Enviada em 01/11/2019

Segundo Sigmund Freud, criador da psicanálise, em O mau estar na cultura: “A humanidade se concentra em torno de achar um equilíbrio adequado, isto é, que traga felicidade entre tais exigências sociais.” Nesta, esta o Estado e a sociedade que interagem entre si, para que esse equilíbrio seja coeso. Contudo, uma sociedade harmônica não relaciona-se com a segregação de seus indivíduos, uma vez que, atualmente o Brasil protagoniza um cenário em que a obesidade tornou-se além de um problema de saúde, um problema social. Em consequência disso, pessoas obesas enfrentam uma batalha pela vida saudável e também sofrem com o preconceito da sociedade.

O equilíbrio designado por Freud, se faz presente, quando políticas públicas são criadas para o controle de problemas sociais, tal como: a promoção a saúde e valorização do indivíduo. Em vista disso, os direitos são garantidos, tornando o governo um tutor social.
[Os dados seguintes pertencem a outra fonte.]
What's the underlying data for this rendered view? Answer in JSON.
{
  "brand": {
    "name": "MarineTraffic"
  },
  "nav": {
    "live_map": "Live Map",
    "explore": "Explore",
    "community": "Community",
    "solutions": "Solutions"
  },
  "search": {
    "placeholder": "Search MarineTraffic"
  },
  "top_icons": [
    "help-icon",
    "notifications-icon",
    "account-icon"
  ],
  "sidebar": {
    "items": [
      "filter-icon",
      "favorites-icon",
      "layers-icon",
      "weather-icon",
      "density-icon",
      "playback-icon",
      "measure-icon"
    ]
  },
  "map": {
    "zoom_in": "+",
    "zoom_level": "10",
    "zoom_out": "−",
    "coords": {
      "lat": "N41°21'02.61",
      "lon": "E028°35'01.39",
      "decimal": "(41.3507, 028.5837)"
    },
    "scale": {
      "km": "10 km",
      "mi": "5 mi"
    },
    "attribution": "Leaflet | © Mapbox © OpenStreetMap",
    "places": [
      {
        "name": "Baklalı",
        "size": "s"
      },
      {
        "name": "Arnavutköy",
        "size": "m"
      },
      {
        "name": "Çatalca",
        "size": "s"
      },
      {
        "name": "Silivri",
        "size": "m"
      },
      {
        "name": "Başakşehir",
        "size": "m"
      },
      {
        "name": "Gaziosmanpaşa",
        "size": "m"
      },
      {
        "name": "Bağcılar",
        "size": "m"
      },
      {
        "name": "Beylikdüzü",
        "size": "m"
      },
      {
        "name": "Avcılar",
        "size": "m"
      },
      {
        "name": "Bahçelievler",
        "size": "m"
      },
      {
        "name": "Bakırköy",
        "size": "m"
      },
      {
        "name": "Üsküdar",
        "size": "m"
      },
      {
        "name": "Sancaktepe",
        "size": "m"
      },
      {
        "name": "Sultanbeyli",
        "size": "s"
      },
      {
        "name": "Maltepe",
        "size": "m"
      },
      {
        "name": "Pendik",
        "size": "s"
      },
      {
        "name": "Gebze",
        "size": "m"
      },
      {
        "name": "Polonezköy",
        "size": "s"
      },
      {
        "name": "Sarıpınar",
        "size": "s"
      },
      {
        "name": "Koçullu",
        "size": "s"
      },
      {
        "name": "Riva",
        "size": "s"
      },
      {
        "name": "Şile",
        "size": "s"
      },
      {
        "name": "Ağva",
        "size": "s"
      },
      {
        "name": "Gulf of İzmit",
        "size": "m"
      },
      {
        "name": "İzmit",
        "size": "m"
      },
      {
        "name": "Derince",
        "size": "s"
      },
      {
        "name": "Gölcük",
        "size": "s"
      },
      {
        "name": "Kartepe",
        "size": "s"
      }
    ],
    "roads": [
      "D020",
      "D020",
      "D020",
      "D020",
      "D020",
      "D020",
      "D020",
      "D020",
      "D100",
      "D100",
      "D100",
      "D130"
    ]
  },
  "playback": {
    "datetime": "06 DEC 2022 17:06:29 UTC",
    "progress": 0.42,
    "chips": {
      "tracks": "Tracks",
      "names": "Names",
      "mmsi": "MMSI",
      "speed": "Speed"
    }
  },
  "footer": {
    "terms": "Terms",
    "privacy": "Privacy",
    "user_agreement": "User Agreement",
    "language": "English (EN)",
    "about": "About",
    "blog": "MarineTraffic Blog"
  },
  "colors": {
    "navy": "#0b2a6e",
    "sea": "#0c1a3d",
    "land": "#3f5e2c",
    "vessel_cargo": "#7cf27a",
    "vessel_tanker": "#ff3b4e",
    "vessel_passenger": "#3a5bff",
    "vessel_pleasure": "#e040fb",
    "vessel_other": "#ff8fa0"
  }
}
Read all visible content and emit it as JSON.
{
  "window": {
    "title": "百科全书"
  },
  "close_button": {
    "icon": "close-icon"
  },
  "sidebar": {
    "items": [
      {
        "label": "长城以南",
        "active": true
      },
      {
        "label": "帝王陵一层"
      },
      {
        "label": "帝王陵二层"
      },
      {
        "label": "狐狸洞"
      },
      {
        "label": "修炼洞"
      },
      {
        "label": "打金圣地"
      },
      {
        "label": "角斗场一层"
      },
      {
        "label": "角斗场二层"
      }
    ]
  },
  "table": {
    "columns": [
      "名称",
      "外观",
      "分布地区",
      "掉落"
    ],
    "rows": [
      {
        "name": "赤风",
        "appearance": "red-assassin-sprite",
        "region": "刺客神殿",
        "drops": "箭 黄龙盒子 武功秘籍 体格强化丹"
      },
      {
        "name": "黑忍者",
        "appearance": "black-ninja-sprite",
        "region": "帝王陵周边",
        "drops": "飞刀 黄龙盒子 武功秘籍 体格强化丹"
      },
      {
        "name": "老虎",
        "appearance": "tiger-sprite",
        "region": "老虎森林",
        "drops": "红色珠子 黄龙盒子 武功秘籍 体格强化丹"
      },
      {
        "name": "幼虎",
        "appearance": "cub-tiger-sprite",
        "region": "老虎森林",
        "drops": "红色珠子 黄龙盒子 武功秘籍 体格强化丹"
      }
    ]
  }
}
Embora o governo brasileiro trabalhe a favor da promoção a saúde, na contemporaneidade o Brasil enfrenta um fenômeno preocupante, a discriminação de indivíduos obesos, que são estereotipados pelo porte físico, já que, grande parte das pessoas associam o tipo de corpo a saúde. Logo, o indivíduo é segregacionado e condicionado a rótulos, de forma que, por não haver proteção legal ou qualquer mecanismo de defesa aos vexames, pelos quais o obeso passa nas ruas diariamente, assim, a maioria das pessoas não intimida-se em desrespeitar esses indivíduos.

Outrossim, os resultados causados por esses problemas são devastadores. De acordo, com o Instituto brasileiro de opinião pública e Estatística (IBOPE) 92% dos brasileiros já praticaram ou presenciaram algum ato de gordofobia. Dessa maneira, mesmo que a obesidade seja um transtorno alimentar, e os problemas de saúde que podem estar correlacionados a ela, o indivíduo não é tratado de maneira decente, mas sim, desrespeitado em detrimento de seu porte físico.

Portanto, basear políticas públicas em impressões pessoais e não em ciência, é um jeito eficaz de reforçar preconceitos, prejudicar a sociedade e piorar a qualidade de vida. De início, cabe ao Ministério da saúde, investir em planos de manutenção dos hábitos de saúde, adequado para os portes físicos, conforme seja prejudicial a saúde do indivíduo e ampliar a política de equipamentos físicos em praças e parques, ademais, compete ao Ministério da justiça a criminalização de qualquer forma de preconceito e a  promoção de campanhas acerca da reivindicação do respeito como, direito de todos.